DF2 lecture 1
20 jan. 2013The lecture started with an introduction to the course, and then we talked about the "whole picture" of forensics for a while before we went deeper into ontology and tolerant searching by looking at some papers of recent work in the field
Some of the initial subjects were:
- SANS certificate: It was highly recommended to get certified, but the courses are expensive and usually only realistic as a part of a work situation.
- The field of forensics is huge, even if we focus only on digital forensics. Automation, standardizing and benchmarking of methods are important.
- Being an expert in all domains is impossible: Be an expert on smaller domains.
- It's important to understand how the algorithms work (compared to "push the button" analysis). Dual tool verification is important. Know the weaknesses of the algorithms you use. Redundancy is a method used in safety: Independent hardware and software development.
- The Daubert standard: is important. Basically how to deal with expert witnesses testimony. Builds on Frye standard which is a "lite version". We have 4 Daubert factors: testing (in field conditions), peer review/publication, error rates close to 0, standardization (method used in the same way) and acceptability in the relevant scientific community (from Frye) (source1, source2)

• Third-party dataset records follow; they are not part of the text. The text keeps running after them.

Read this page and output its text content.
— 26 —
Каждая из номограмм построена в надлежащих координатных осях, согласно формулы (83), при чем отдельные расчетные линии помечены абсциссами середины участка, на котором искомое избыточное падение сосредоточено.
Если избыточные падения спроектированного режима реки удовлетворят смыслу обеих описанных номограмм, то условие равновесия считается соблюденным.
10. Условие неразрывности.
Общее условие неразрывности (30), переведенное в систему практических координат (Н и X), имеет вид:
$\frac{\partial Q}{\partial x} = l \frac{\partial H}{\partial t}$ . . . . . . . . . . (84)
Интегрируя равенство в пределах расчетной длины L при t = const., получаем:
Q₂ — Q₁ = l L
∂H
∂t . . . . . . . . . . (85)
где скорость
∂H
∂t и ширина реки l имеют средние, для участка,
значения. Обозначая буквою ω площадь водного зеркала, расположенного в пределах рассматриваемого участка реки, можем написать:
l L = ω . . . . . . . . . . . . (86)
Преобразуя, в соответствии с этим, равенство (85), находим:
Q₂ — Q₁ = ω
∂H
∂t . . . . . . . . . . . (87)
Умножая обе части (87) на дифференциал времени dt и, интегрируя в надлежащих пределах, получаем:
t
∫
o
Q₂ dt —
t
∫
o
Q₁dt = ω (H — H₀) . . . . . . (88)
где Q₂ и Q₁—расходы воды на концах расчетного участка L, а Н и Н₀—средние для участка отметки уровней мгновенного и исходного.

- There is going to be a talk on the legal framework held by the police department
- How reliable is a digital representation of physical evidence? Like a scanned document.
Ontology
The Ontology definition: The difference between taxonomy and ontology is that taxonomy is hierarchical while ontology is a reference based system (like wiki).

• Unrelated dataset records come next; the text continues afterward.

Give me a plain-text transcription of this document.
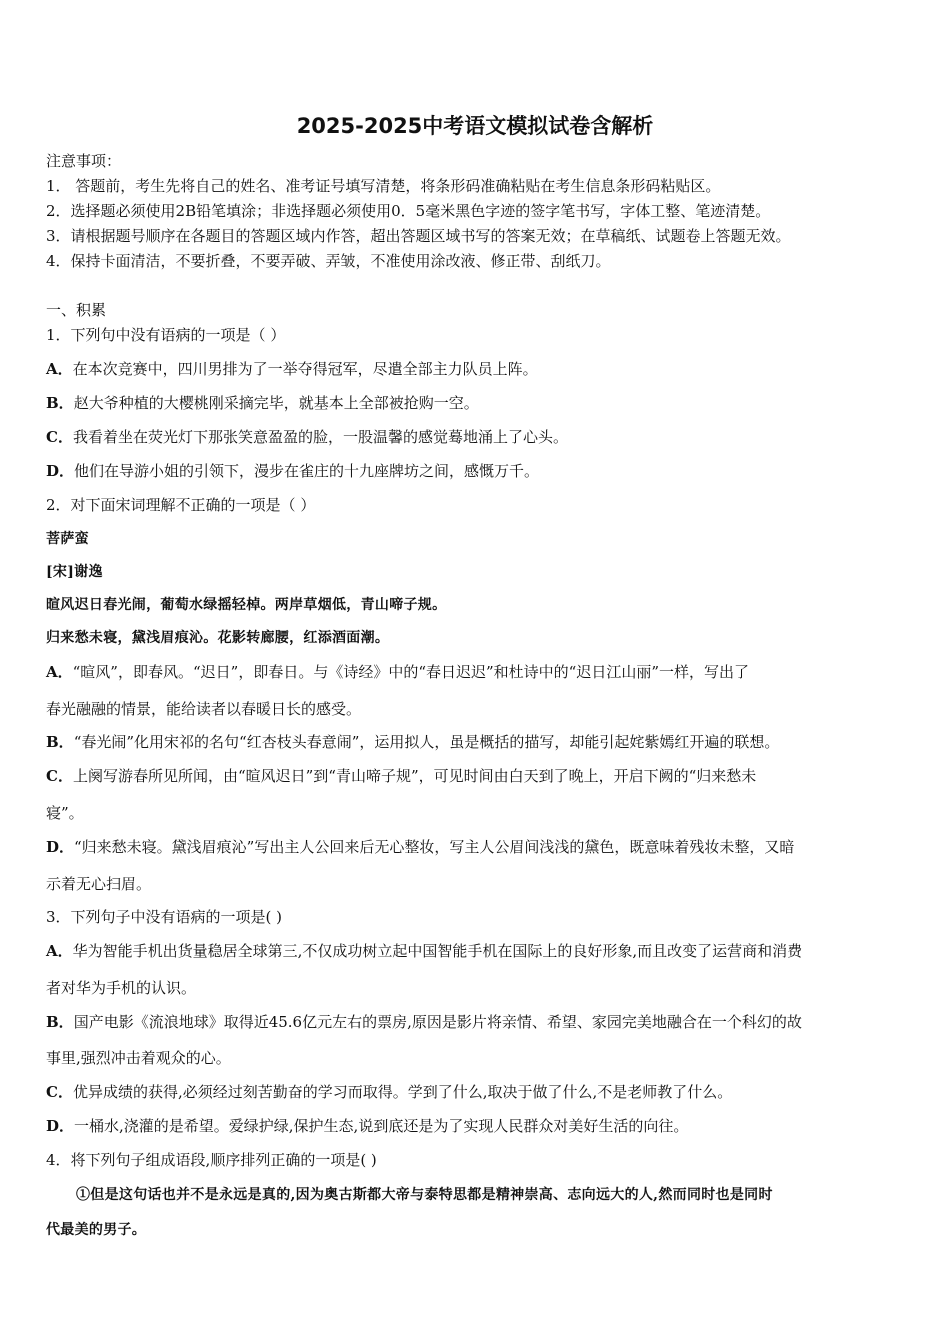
2025-2025中考语文模拟试卷含解析
注意事项：
1． 答题前，考生先将自己的姓名、准考证号填写清楚，将条形码准确粘贴在考生信息条形码粘贴区。
2．选择题必须使用2B铅笔填涂；非选择题必须使用0．5毫米黑色字迹的签字笔书写，字体工整、笔迹清楚。
3．请根据题号顺序在各题目的答题区域内作答，超出答题区域书写的答案无效；在草稿纸、试题卷上答题无效。
4．保持卡面清洁，不要折叠，不要弄破、弄皱，不准使用涂改液、修正带、刮纸刀。
一、积累
1．下列句中没有语病的一项是（ ）
A．在本次竞赛中，四川男排为了一举夺得冠军，尽遣全部主力队员上阵。
B．赵大爷种植的大樱桃刚采摘完毕，就基本上全部被抢购一空。
C．我看着坐在荧光灯下那张笑意盈盈的脸，一股温馨的感觉蓦地涌上了心头。
D．他们在导游小姐的引领下，漫步在雀庄的十九座牌坊之间，感慨万千。
2．对下面宋词理解不正确的一项是（ ）
菩萨蛮
[宋]谢逸
暄风迟日春光闹，葡萄水绿摇轻棹。两岸草烟低，青山啼子规。
归来愁未寝，黛浅眉痕沁。花影转廊腰，红添酒面潮。
A．“暄风”，即春风。“迟日”，即春日。与《诗经》中的“春日迟迟”和杜诗中的“迟日江山丽”一样，写出了
春光融融的情景，能给读者以春暖日长的感受。
B．“春光闹”化用宋祁的名句“红杏枝头春意闹”，运用拟人，虽是概括的描写，却能引起姹紫嫣红开遍的联想。
C．上阕写游春所见所闻，由“暄风迟日”到“青山啼子规”，可见时间由白天到了晚上，开启下阙的“归来愁未
寝”。
D．“归来愁未寝。黛浅眉痕沁”写出主人公回来后无心整妆，写主人公眉间浅浅的黛色，既意味着残妆未整，又暗
示着无心扫眉。
3．下列句子中没有语病的一项是( )
A．华为智能手机出货量稳居全球第三,不仅成功树立起中国智能手机在国际上的良好形象,而且改变了运营商和消费
者对华为手机的认识。
B．国产电影《流浪地球》取得近45.6亿元左右的票房,原因是影片将亲情、希望、家园完美地融合在一个科幻的故
事里,强烈冲击着观众的心。
C．优异成绩的获得,必须经过刻苦勤奋的学习而取得。学到了什么,取决于做了什么,不是老师教了什么。
D．一桶水,浇灌的是希望。爱绿护绿,保护生态,说到底还是为了实现人民群众对美好生活的向往。
4．将下列句子组成语段,顺序排列正确的一项是( )
①但是这句话也并不是永远是真的,因为奥古斯都大帝与泰特思都是精神崇高、志向远大的人,然而同时也是同时
代最美的男子。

Forensics Wiki as mentioned as a good source of information.
File formats used is usually XML (JSON better choice?). Goal is to present knowledge. What is knowledge, meaning and understanding? Gathered manually written by experts or learned automatically?
"Web ontology language" on w3.org/TR/owl-features
- Paper: Digital Forensics Ontology Framework (Jarle Kittilsen, Katrin Franke, Bernhard Hämmerli)
- Mindmap: digital forensics (Jarle Kittilsen, Katrin Franke, Bernhard Hämmerli)
Search
Fast search is important when searching a lot of data. We have fast search algorithms like Boyer-Moore, but it only works on exact strings.
How to find similar? Use edit distance (more general than hamming distance). Terms consecutive insert and delete to describe changes between two strings. How many characters must be added and removed (combined: replaced) in order to change the first string into the other.
- Paper: Cross-Computer Malware Detection in Digital Forensics
- The first exercise is going to be about search algorithms
From machine learning, self organizing maps (SOM) can group features by euclidean distance. Cluster distance threshold must be calibrated. Find "outliers" that are possible candidates for malicious behavior.